Here is a picture of the dilution since the stock first went public on November 2, 1999.
(Click to enlarge)
Plug Power fell from $1,500/share (reverse split-adjusted) in March, 2000 to 12 cents/share in February, 2013. It's since risen to a high of $11.41 on March 10, 2014 (a 95/1 increase).
To put this in perspective, let's imagine the fate of a long-term investor who believes in alternative-energy solutions. He buys 1,000 shares of PLUG on the day of its IPO, November 2, 1999, at a price of $18/share (pre-split, an $18,000 investment).
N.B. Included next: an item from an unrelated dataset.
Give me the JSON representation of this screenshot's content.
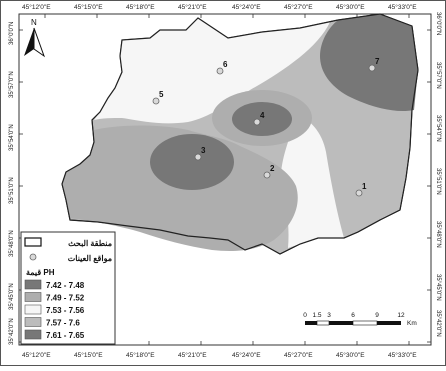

On March 10, 2000, just 4 months later, PLUG closes a whisker shy of $150/share. On that day our investor must have surely thought he bought the moon. His shares are worth close to $150,000. A 733% return! (Sounds familiar?)
So he holds on to his shares - much to his chagrin later - hoping for more. By February, 2013 his $150,000 winner - reverse split-adjusted - has been reduced from 1,000 shares to 100 shares, and is worth $12. That's right. 12 bucks. Even after the legendary run of 2013-14, this investor's 100 shares of PLUG are worth $671 on March 14, 2014.
PLUG had been a veritable fire ($) eater of equity along the way: there were 38.4ML shares in 2012, and the loss was $0.93/share; 102.6ML shares in 2013, and the loss was $0.83/share. The warrants it issues to investors for its secondaries (to sweeten the deals) have contributed mightily to its annual losses. The company stated as much in its most recent earnings report. (See: PLUG Power Announces 2013 Fourth Quarter and Year-End Results, March 13, 2014, paragraph 15).
Why does the company include additional warrants with their equity-raises? To entice investors to take the plunge into PLUG. No one gives away money for free. In the last 15 months, the company has had equity-raises at $0.12, $0.24, $0.62, $3.00, $4.00, and $5.74 per share.
It is probably no accident that the two big purveyors of PLUG - Cowen and Roth - pulled in their horns on March 14th and simultaneously downgraded the shares. Maybe they chose to distance themselves from the media circus surrounding PLUG, or to restore some credibility to their perceived objectivity concerning this company, and escape the taint of underwriting an epic pump and dump.
The fact remains that Plug Power has lost money for over a decade ($800ML+ by some estimates), sports an enormous price to sales ratio of 33.5, and a book value of just 2 cents.
If an investor decides to play PLUG, remember, "Caveat Emptor". You'll need to ignore the cautionary tales that have fallen like manna on deaf ears (See: PLUG Power: Irrational Exuberance to End in Ruin, March 11, 2014; and PLUG Power: Is This Time Different?, by Dr. Hugh Akston, March 11, 2014).
When a stock morphs into a mania and becomes a lottery ticket - and inexperienced players fill in the numbers with glee - disaster is right around the corner. Plug Power will be no exception. There will be new losses to match the losses of yesteryear.
1. Author's previous articles on PLUG Power
- Pulling the PLUG on the fuel cell mania, March 7, 2014
- The Trading characteristics of Stock Market Manias, March 9, 2014
- A Requiem For PLUG-Mania, March 13, 2014
2. See also (for humor)
- Plunkitt of Tammany Hall: A Series of Very Plain Talks on Very Practical Politics, by George Washington Plunkitt; ed. by William Riordon, 2008, Chapter 1, Pg.3. "I seen my opportunities and I took em."
Disclosure: I have no positions in any stocks mentioned, but may initiate a short position in PLUG over the next 72 hours. I wrote this article myself, and it expresses my own opinions. I am not receiving compensation for it (other than from Seeking Alpha). I have no business relationship with any company whose stock is mentioned in this article.